Title: Where I Belong

Author: fbi-woman

Rating: PG-13 to be safe since I'm not quite sure exactly where I'm going with this one yet.

Type: CG of course, although I haven't really written the vast majority of that art yet lol. It's a post-ep fic of sorts as well which should hopefully make for a nice change.

Spoilers: sounds the warning bell This is a post-ep fic for the episode Viva Las Vegas so beware….

Disclaimer: I hate these stupid things….. I don't own anything and I'm not claiming to.

Summary: Well, as said, this is a post-ep fic for Viva Las Vegas so you probably already have a good idea of what it's about. This particular chapter is kind of a prelude to the CG part, so there isn't a huge amount of CG action in this chapter but it's coming!

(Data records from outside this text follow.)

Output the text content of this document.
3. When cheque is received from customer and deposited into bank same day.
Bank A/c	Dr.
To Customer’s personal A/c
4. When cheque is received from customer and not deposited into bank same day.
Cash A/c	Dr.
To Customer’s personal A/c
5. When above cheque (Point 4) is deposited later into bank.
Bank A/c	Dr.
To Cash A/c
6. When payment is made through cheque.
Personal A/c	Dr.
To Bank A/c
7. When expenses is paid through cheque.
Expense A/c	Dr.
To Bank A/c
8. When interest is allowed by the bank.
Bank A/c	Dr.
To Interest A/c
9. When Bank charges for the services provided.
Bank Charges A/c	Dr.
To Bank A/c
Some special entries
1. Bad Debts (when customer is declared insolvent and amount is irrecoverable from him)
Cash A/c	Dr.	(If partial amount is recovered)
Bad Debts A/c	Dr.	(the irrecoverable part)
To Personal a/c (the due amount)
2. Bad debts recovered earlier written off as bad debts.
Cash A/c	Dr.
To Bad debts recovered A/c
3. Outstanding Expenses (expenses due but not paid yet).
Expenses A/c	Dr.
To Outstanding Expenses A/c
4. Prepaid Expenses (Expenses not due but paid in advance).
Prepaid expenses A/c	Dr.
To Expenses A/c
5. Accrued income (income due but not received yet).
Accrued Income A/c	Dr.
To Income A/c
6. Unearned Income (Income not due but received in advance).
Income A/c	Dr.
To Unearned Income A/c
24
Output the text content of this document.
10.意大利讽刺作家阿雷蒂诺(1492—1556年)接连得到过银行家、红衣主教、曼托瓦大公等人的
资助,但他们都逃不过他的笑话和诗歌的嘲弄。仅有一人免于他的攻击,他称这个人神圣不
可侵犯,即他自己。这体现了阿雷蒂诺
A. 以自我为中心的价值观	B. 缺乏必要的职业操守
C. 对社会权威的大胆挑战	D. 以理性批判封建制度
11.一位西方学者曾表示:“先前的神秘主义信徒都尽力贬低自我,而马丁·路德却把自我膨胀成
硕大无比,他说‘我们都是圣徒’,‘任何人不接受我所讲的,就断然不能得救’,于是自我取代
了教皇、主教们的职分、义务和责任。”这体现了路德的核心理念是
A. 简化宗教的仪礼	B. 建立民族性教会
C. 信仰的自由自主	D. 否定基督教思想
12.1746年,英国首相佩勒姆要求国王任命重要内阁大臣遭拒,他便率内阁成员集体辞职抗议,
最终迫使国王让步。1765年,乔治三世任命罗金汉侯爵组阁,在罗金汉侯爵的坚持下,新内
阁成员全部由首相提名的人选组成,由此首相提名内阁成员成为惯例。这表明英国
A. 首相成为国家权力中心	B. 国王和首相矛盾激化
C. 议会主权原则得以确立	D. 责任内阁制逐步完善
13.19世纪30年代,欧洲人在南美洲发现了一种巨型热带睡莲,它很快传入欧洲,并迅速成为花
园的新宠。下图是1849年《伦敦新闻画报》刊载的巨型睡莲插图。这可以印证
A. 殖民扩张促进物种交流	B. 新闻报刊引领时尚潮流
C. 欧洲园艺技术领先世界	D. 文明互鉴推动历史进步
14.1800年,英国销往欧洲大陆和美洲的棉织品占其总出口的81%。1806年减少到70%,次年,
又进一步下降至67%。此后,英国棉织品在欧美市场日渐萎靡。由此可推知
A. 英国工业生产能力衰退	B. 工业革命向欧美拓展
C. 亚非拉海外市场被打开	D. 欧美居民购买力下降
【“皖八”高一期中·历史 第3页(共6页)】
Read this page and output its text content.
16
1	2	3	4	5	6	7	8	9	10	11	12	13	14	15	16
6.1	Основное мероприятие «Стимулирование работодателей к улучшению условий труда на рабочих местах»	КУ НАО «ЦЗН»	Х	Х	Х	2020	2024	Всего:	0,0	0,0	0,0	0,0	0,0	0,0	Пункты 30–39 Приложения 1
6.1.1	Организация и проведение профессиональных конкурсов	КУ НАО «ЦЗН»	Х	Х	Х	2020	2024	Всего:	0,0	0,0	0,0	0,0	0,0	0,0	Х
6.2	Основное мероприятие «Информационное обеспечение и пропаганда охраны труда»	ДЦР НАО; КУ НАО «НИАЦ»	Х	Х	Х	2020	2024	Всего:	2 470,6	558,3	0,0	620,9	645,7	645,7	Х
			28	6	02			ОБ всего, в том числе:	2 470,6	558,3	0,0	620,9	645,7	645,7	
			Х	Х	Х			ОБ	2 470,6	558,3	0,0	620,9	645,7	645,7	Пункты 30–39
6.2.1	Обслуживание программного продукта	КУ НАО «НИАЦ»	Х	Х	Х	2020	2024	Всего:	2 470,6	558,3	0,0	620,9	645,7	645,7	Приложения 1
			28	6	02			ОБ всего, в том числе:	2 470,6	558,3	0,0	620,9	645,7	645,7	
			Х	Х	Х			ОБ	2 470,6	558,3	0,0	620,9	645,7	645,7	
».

AN : This used to be a songfic to "Get Out" by JoJo. For the songfic version, please visit I Belong

---------------

I can't believe my eyes; I feel like I've been slapped in the face. I can't move: all I can do is stare. He's looking at me like I'm crazy, like he can't understand why I'm upset. How else am I supposed to feel? He's the one who asked me to come here tonight but I guess I wasn't what he had in mind after all.

"What do you expect? I run a nightclub."

Is that supposed to make it all right? He makes it sound like I should have seen it coming the whole time. Is he right? Was I just oblivious to it all? Did I miss the signs along the way? I just don't understand. I can't believe this is happening; that he would treat me like this…. I thought I meant more to him than that. I open my mouth and try to speak but no words come out. There are so many things I want to say but I can't seem to string the words together. I feel my heart sink to the floor and I know I need to leave. I take one last look at the man I thought I knew and I turn and walk away silently. As make my way out of the club, I feel like everyone is looking watching me and I know that my feelings much be written all over my face. I climb into the safety of my car and stare at the drops of rain beginning to fall on my windshield.

---------------

As much as I wish I could simply erase it from my mind, I keep replaying the scene over and over in my head. A few minutes ago I was on top of the world and it all ended in a matter of seconds. I pray that this is just a dream; that I'll wake up and Chris and I can have a good laugh about it in the morning but I know that can't be. Just when I started to think our relationship might become a long-term thing, he went and cheated on me, completely shattering my visions. I wish I could turn back tine and change it so I never walked into that club. How could I be so stupid? It's not like I haven't been in this situation before but for some reason I allowed myself to get sucked in to it again. Every time he told me I was different, that I was special, that I was the only one…. It was all lies. That selfish bastard: he was playing me the whole time, just using me and tossing me aside like a toy, like all the rest of his cheap whores. Is that all I am? That seems to be all anyone wants me for.

'Stop it Catherine' I scold myself, 'don't think like that. You know there's so much more to you than that, even if no one else sees it'

Well, there is one person who knows who I really am, but I don't think he wants me either…. but I guess I can't really blame him. If only I was stronger, if only I could tell him what I really feel. Then maybe I wouldn't keep getting sucked into this vicious cycle of betrayal. Why does everything have to be so complicated?

---------------

I feel that familiar sting behind my eyes and I struggle to hold it in. Clearly Chris is not who I thought he was and he is definitely not worth crying over. I sigh and wish fervently that Gil was here; hugging me, telling me everything will be fine. I feel a new rush of tears threatening to break free as I think of how Gil and I have drifted apart. What I wouldn't give for things to be like they once were. I start the car with the intent of going home but I change my mind and decide to go for a drive to clear my head.

Initially, I'm surprised to find myself in Gil's driveway but when I really think about it, I know this is where I wanted to be all along; the only place I feel like I belong. I step out into the pouring rain and make my way to the front door. I stand there for a while but I can't seem to bring myself to ring the doorbell. I'm slowly becoming aware of how cold I am, standing there in the rain, and I start to regret not wearing a coat over my tank top. Suddenly the door opens and I see him standing there in front of me. I know he can sense how I'm feeling and without a word he opens his arms to me. I walk into his embrace and throw my arms around his neck, pulling him close. Finally, in the warmth and comfort of his arms, I am able to let it all out, and I cry.